Near record demand continues despite high? gas prices

Last month we saw how fuel sales in Missouri have remained robust despite rising prices nearing record highs. It appeared that fuel demand was very inelastic, that Missourians are captive—in the face of price increases, Missourians for the most part have no practical substitutes. For a state which produces almost no oil and has no oil refineries, the captivity is a detriment to Missouri’s economy, its communities, and households since most of the wealth spent on gasoline leaves the neighborhoods, towns, and state as a whole. One thing is for sure, complaining about gas prices is highly elastic. We’ve seen a steady stream of “pain at the pump” stories for months featuring drivers fed up with the “high” prices.

The Missouri Department of Revenue recently released statistics for April. Gas prices remained high that month, about 50% higher than a year ago and pulling back a little bit from March highs.

In April Missourians were not deterred. Fuel sales were at an all-time high for the month beating April 2007 by a hair (381,227,368 vs 381,102,179 gallons).

The first four months of 2022 were a near-record high, second only to 2016 by 3 million gallons.

Fuel sales were 3.5% higher than the average over the last 19 years.

So what’s going on? Is fuel as inelastic as one would imagine insulin is? No matter the price we’ve got to pay up because there is little to no freedom to choose something else? In a paper published in 2006 linked below, the authors found the short-term elasticity of fuel demand to range from -0.01 and -0.04, meaning for a 1% increase in price demand would fall 0.01% to 0.04%. That feels sensible. In the short term, not many people are going to make changes to avoid high fuel costs like buying a different vehicle, moving closer to their jobs, moving to places where other modes of transportation are practical, making other transportation modes more practical where they live through infrastructure and land-use changes, etc.

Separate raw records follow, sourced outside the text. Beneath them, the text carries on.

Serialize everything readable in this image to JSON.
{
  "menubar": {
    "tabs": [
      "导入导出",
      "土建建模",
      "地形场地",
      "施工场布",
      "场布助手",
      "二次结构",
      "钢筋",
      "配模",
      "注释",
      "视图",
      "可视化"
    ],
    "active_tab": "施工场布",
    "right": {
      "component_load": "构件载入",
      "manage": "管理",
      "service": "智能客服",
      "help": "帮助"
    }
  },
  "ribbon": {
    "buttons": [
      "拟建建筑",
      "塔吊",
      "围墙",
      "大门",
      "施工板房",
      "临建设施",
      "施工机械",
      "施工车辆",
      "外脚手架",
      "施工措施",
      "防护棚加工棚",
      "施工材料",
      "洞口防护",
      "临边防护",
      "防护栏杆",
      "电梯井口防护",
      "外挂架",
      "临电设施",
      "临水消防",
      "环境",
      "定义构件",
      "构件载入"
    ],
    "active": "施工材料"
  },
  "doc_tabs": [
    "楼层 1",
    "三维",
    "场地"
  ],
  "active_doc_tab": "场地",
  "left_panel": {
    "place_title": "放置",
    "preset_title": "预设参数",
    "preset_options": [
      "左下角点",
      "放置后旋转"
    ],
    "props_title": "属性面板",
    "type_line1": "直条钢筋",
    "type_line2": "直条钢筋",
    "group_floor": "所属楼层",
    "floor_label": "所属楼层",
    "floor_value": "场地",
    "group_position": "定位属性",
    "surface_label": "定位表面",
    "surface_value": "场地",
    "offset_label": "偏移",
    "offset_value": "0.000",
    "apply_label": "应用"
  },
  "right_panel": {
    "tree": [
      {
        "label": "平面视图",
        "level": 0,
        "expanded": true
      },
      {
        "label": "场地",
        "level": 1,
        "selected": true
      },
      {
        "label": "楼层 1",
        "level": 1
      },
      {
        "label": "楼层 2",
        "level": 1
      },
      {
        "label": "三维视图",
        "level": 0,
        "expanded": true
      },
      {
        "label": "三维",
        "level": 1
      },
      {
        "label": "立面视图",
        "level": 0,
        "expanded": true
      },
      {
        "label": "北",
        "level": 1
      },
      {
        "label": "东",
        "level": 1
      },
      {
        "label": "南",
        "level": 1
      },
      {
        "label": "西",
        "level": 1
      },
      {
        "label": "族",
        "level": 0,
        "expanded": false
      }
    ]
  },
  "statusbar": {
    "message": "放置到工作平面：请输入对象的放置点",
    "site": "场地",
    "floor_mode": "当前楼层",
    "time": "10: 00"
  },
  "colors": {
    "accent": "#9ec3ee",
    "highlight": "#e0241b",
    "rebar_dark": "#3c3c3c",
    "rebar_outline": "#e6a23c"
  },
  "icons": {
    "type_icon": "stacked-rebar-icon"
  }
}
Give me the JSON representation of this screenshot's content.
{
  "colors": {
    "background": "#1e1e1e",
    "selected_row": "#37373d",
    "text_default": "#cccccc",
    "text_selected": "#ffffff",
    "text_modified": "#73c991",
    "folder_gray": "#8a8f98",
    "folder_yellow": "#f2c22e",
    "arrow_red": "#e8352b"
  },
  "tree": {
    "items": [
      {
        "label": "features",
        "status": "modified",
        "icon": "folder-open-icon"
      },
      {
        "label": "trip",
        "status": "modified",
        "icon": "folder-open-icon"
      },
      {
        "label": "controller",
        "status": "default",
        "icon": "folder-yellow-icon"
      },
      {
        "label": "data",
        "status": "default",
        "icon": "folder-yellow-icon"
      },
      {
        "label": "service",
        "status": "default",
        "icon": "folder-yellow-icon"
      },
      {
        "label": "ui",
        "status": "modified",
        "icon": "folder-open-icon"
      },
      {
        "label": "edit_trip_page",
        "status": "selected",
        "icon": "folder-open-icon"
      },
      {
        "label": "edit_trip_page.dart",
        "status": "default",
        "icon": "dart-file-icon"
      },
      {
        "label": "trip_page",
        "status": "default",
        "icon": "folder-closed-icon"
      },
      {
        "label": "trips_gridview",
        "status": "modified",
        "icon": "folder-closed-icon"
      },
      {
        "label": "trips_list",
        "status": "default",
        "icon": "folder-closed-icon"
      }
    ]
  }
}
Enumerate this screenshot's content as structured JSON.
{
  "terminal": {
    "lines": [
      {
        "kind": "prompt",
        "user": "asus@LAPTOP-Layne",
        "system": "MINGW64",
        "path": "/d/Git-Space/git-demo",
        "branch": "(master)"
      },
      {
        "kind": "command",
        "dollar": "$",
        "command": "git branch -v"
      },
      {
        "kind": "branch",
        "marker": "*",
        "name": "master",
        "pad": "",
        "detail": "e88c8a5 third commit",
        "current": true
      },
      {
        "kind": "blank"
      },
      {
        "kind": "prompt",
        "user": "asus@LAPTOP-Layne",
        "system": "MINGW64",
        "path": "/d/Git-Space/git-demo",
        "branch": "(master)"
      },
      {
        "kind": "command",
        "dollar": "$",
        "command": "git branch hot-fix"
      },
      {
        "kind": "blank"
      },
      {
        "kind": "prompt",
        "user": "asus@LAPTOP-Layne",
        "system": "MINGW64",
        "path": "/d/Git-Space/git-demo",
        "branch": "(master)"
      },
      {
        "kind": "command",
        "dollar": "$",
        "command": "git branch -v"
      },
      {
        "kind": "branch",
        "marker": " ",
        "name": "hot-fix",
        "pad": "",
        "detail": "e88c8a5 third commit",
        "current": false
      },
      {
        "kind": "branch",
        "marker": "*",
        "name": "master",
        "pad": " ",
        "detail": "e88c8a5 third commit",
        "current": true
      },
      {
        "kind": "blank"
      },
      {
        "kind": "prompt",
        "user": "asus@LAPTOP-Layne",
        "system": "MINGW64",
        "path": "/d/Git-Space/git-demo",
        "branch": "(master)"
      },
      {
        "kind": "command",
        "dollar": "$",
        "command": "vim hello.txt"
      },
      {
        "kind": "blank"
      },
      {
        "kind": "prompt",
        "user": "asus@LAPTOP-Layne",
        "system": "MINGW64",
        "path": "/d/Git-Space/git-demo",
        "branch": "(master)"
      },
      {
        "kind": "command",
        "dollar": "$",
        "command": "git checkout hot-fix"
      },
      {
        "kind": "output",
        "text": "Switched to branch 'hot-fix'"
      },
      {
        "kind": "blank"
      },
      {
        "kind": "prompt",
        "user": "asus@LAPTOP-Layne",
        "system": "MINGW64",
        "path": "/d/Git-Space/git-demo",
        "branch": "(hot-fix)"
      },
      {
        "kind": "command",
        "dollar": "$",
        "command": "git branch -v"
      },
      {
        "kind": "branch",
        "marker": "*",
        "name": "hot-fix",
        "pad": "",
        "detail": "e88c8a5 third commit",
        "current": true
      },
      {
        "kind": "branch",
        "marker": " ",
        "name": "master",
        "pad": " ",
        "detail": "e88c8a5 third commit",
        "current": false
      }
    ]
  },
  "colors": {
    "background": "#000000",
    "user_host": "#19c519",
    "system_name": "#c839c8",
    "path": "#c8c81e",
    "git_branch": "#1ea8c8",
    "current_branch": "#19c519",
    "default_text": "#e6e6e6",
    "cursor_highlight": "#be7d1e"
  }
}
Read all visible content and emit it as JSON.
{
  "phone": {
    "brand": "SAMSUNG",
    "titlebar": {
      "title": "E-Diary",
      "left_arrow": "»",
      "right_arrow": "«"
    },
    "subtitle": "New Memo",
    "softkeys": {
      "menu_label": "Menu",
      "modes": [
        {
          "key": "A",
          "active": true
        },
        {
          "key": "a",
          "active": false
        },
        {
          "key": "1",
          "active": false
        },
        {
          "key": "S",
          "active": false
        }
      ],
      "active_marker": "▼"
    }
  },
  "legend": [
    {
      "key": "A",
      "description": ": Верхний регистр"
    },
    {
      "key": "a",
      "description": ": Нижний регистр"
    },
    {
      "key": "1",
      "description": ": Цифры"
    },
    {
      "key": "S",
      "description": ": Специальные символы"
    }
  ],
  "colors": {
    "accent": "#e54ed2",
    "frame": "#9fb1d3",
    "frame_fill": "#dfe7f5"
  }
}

Evidence of a Shift in the Short-run Price Elasticity of Gasoline Demand – Hughes, Knittel, Sperling – National Bureau of Economic Research

More recent research using new estimation methods and new data published in 2017 puts the short-term elasticity at -0.37. We’re certainly not seeing that in Missouri. For a 50% increase that elasticity factor would mean an 18.5% decrease in demand. Tough to fathom phenomenon like Illinoisans coming over to buy gas making up for that. See the links below for more on resent research.

Federal Reserve Bank of Dallas – Gasoline Demand More Responsive to Price Changes than Economists Once Thought

Anticipation, Tax Avoidance, and the Price Elasticity of Gasoline Demand – Coglianese, Davis, Kilian, Stock

What else? More employment and thus people driving to work? No, non-farm payrolls in Missouri are still below pre-pandemic levels and down a little in April from March.

Planetizen – Are Gas Prices Too High?

Work from home employees returning to driving into the office? Pent up demand to travel from the pandemic? The Federal Highway Administration reported that national Vehicle Miles Traveled (VMT) in March was a record high. Maybe these prices really aren’t that high, that they are at a fraction of income that is not compelling enough for many to change behavior, especially when practical substitutes aren’t available to most. Of course the fraction of income depends on your income, and the percentage of income spent on energy is higher for lower-income households. For families with little discretionary spending and driving, higher fuel prices crowd out other necessities.

If you are someone hurting due to high fuel prices driven by those who care little about the “high” price and find you are trapped with no practical options to consume less, be sure to ask your elected officials what they are doing to reduce your captivity.